Monoidal category

In mathematics , a designated monoidal category is a category that double-digit functor and a unit object is equipped. ${\ displaystyle {\ mathcal {C}}}$ ${\ displaystyle \ otimes \ colon {\ mathcal {C}} \ times {\ mathcal {C}} \ to {\ mathcal {C}}}$ ${\ displaystyle I \ in \ left | {\ mathcal {C}} \ right |}$

The link must be associative in the sense that there is a natural equivalence , ${\ displaystyle \ alpha}$

{\ displaystyle \ alpha _ {A, B, C} \ colon (A \ otimes B) \ otimes C \ to A \ otimes (B \ otimes C),}

gives; must be left and right neutral in the sense that there are natural equivalences and given by ${\ displaystyle I}$ ${\ displaystyle \ lambda}$ ${\ displaystyle \ rho}$

{\ displaystyle \ lambda _ {A} \ colon I \ otimes A \ to A}

and .

{\ displaystyle \ rho _ {A} \ colon A \ otimes I \ to A}

These natural transformations are said to be coherent. All necessary coherence conditions follow from the commutativity of the following two diagrams:

and

From these two conditions it follows that every such diagram commutes: This is Mac Lane's "coherence theorem ".

A monoidal category can be viewed as a bi-category with one object.
The concept of the monoid object can be defined in a monoidal category, which generalizes that of the monoid .

Examples

Any category containing finite products and an end object can be viewed as a symmetrically monoidal category: the two-digit functor is defined by a natural selection of products and the end object is the unit object. Similarly, we can choose a co- product as the two-digit functor and an initial object as the unit object .
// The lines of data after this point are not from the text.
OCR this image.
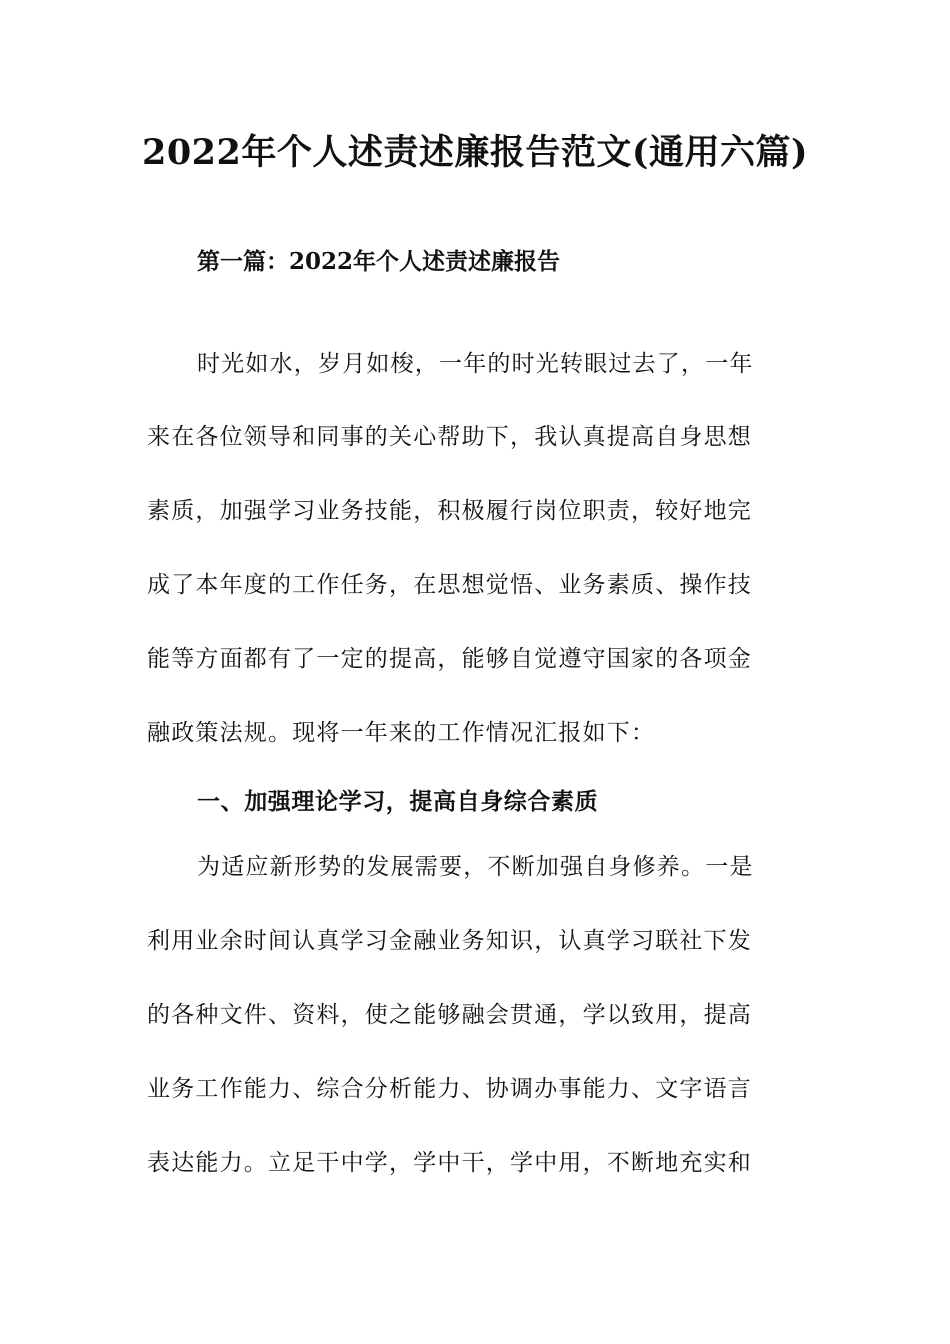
2022年个人述责述廉报告范文(通用六篇)
第一篇：2022年个人述责述廉报告
时光如水，岁月如梭，一年的时光转眼过去了，一年
来在各位领导和同事的关心帮助下，我认真提高自身思想
素质，加强学习业务技能，积极履行岗位职责，较好地完
成了本年度的工作任务，在思想觉悟、业务素质、操作技
能等方面都有了一定的提高，能够自觉遵守国家的各项金
融政策法规。现将一年来的工作情况汇报如下：
一、加强理论学习，提高自身综合素质
为适应新形势的发展需要，不断加强自身修养。一是
利用业余时间认真学习金融业务知识，认真学习联社下发
的各种文件、资料，使之能够融会贯通，学以致用，提高
业务工作能力、综合分析能力、协调办事能力、文字语言
表达能力。立足干中学，学中干，学中用，不断地充实和
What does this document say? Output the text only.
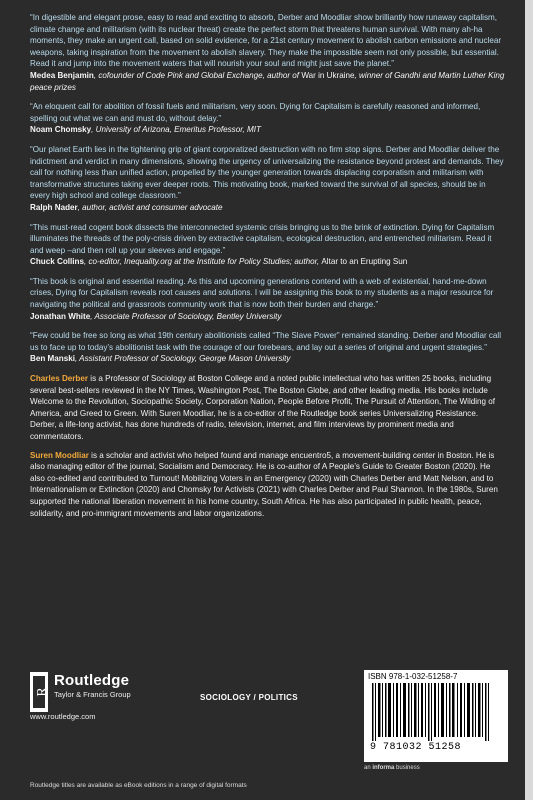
“In digestible and elegant prose, easy to read and exciting to absorb, Derber and Moodliar show brilliantly how runaway capitalism, climate change and militarism (with its nuclear threat) create the perfect storm that threatens human survival. With many ah-ha moments, they make an urgent call, based on solid evidence, for a 21st century movement to abolish carbon emissions and nuclear weapons, taking inspiration from the movement to abolish slavery. They make the impossible seem not only possible, but essential. Read it and jump into the movement waters that will nourish your soul and might just save the planet.”

Medea Benjamin, cofounder of Code Pink and Global Exchange, author of War in Ukraine, winner of Gandhi and Martin Luther King peace prizes

“An eloquent call for abolition of fossil fuels and militarism, very soon. Dying for Capitalism is carefully reasoned and informed, spelling out what we can and must do, without delay.”

Noam Chomsky, University of Arizona, Emeritus Professor, MIT

“Our planet Earth lies in the tightening grip of giant corporatized destruction with no firm stop signs. Derber and Moodliar deliver the indictment and verdict in many dimensions, showing the urgency of universalizing the resistance beyond protest and demands. They call for nothing less than unified action, propelled by the younger generation towards displacing corporatism and militarism with transformative structures taking ever deeper roots. This motivating book, marked toward the survival of all species, should be in every high school and college classroom.”

Ralph Nader, author, activist and consumer advocate

“This must-read cogent book dissects the interconnected systemic crisis bringing us to the brink of extinction. Dying for Capitalism illuminates the threads of the poly-crisis driven by extractive capitalism, ecological destruction, and entrenched militarism. Read it and weep –and then roll up your sleeves and engage.”

Chuck Collins, co-editor, Inequality.org at the Institute for Policy Studies; author, Altar to an Erupting Sun

“This book is original and essential reading. As this and upcoming generations contend with a web of existential, hand-me-down crises, Dying for Capitalism reveals root causes and solutions. I will be assigning this book to my students as a major resource for navigating the political and grassroots community work that is now both their burden and charge.”

Jonathan White, Associate Professor of Sociology, Bentley University

“Few could be free so long as what 19th century abolitionists called “The Slave Power” remained standing. Derber and Moodliar call us to face up to today’s abolitionist task with the courage of our forebears, and lay out a series of original and urgent strategies.”

Ben Manski, Assistant Professor of Sociology, George Mason University

Charles Derber is a Professor of Sociology at Boston College and a noted public intellectual who has written 25 books, including several best-sellers reviewed in the NY Times, Washington Post, The Boston Globe, and other leading media. His books include Welcome to the Revolution, Sociopathic Society, Corporation Nation, People Before Profit, The Pursuit of Attention, The Wilding of America, and Greed to Green. With Suren Moodliar, he is a co-editor of the Routledge book series Universalizing Resistance. Derber, a life-long activist, has done hundreds of radio, television, internet, and film interviews by prominent media and commentators.

Suren Moodliar is a scholar and activist who helped found and manage encuentro5, a movement-building center in Boston. He is also managing editor of the journal, Socialism and Democracy. He is co-author of A People’s Guide to Greater Boston (2020). He also co-edited and contributed to Turnout! Mobilizing Voters in an Emergency (2020) with Charles Derber and Matt Nelson, and to Internationalism or Extinction (2020) and Chomsky for Activists (2021) with Charles Derber and Paul Shannon. In the 1980s, Suren supported the national liberation movement in his home country, South Africa. He has also participated in public health, peace, solidarity, and pro-immigrant movements and labor organizations.

R
Routledge
Taylor & Francis Group
www.routledge.com
SOCIOLOGY / POLITICS
ISBN 978-1-032-51258-7
9 781032 51258
an informa business
Routledge titles are available as eBook editions in a range of digital formats
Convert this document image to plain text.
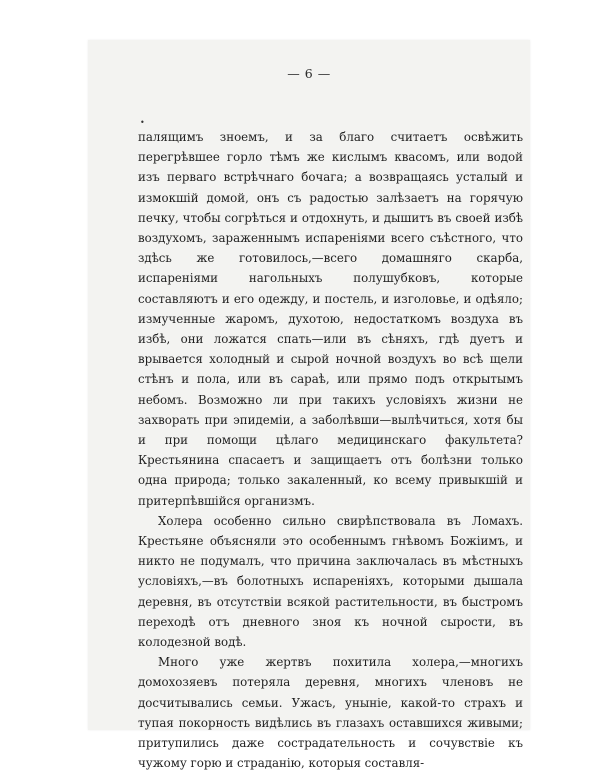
— 6 —
•

палящимъ зноемъ, и за благо считаетъ освѣжить перегрѣвшее горло тѣмъ же кислымъ квасомъ, или водой изъ перваго встрѣчнаго бочага; а возвращаясь усталый и измокшій домой, онъ съ радостью залѣзаетъ на горячую печку, чтобы согрѣться и отдохнуть, и дышитъ въ своей избѣ воздухомъ, зараженнымъ испареніями всего съѣстного, что здѣсь же готовилось,—всего домашняго скарба, испареніями нагольныхъ полушубковъ, которые составляютъ и его одежду, и постель, и изголовье, и одѣяло; измученные жаромъ, духотою, недостаткомъ воздуха въ избѣ, они ложатся спать—или въ сѣняхъ, гдѣ дуетъ и врывается холодный и сырой ночной воздухъ во всѣ щели стѣнъ и пола, или въ сараѣ, или прямо подъ открытымъ небомъ. Возможно ли при такихъ условіяхъ жизни не захворать при эпидеміи, а заболѣвши—вылѣчиться, хотя бы и при помощи цѣлаго медицинскаго факультета? Крестьянина спасаетъ и защищаетъ отъ болѣзни только одна природа; только закаленный, ко всему привыкшій и притерпѣвшійся организмъ.

Холера особенно сильно свирѣпствовала въ Ломахъ. Крестьяне объясняли это особеннымъ гнѣвомъ Божіимъ, и никто не подумалъ, что причина заключалась въ мѣстныхъ условіяхъ,—въ болотныхъ испареніяхъ, которыми дышала деревня, въ отсутствіи всякой растительности, въ быстромъ переходѣ отъ дневного зноя къ ночной сырости, въ колодезной водѣ.

Много уже жертвъ похитила холера,—многихъ домохозяевъ потеряла деревня, многихъ членовъ не досчитывались семьи. Ужасъ, уныніе, какой-то страхъ и тупая покорность видѣлись въ глазахъ оставшихся живыми; притупились даже сострадательность и сочувствіе къ чужому горю и страданію, которыя составля-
We now show the structure of two such monoidal categories in parallel:

${\ displaystyle R}$ -Mod	set
For a commutative ring the category is -Mod of - modules a symmetric monoidal category with product (the tensor product ) and unity . ${\ displaystyle R}$ ${\ displaystyle R}$ ${\ displaystyle R}$ ${\ displaystyle \ otimes}$ ${\ displaystyle R}$	The category set is symmetrical monoidal with product and unit . ${\ displaystyle \ times}$ ${\ displaystyle \ {* \}}$
A unitary associative algebra is an object of -Mod together with arrows and , for which the following diagrams commute: ${\ displaystyle R}$ ${\ displaystyle \ nabla \ colon A \ otimes A \ to A}$ ${\ displaystyle \ eta \ colon R \ rightarrow A}$	A monoid is an object M together with arrows and ${\ displaystyle \ circ \ colon M \ times M \ rightarrow M}$ ${\ displaystyle 1 \ colon \ {* \} \ to M}$ , for which the following diagrams commute:

and	and
.	.
A koalgebra is an object C with arrows and , for which the following diagrams commute: ${\ displaystyle \ Delta \ colon C \ to C \ otimes C}$ ${\ displaystyle \ varepsilon \ colon C \ to R}$	For each object S in the Set category, there are two clearly defined arrows and , for which the following diagrams commute: ${\ displaystyle \ Delta \ colon S \ to S \ times S}$ ${\ displaystyle \ varepsilon \ colon S \ to \ {* \}}$

and	and
.	.
	In particular it is unique because is end object . ${\ displaystyle \ varepsilon}$ ${\ displaystyle \ {* \}}$

swell

Joyal, André; Street, Ross (1993). "Braided Tensor Categories". Advances in Mathematics 102 , 20-78.
Mac Lane, Saunders (1997), Categories for the Working Mathematician (2nd ed.). New York: Springer-Verlag.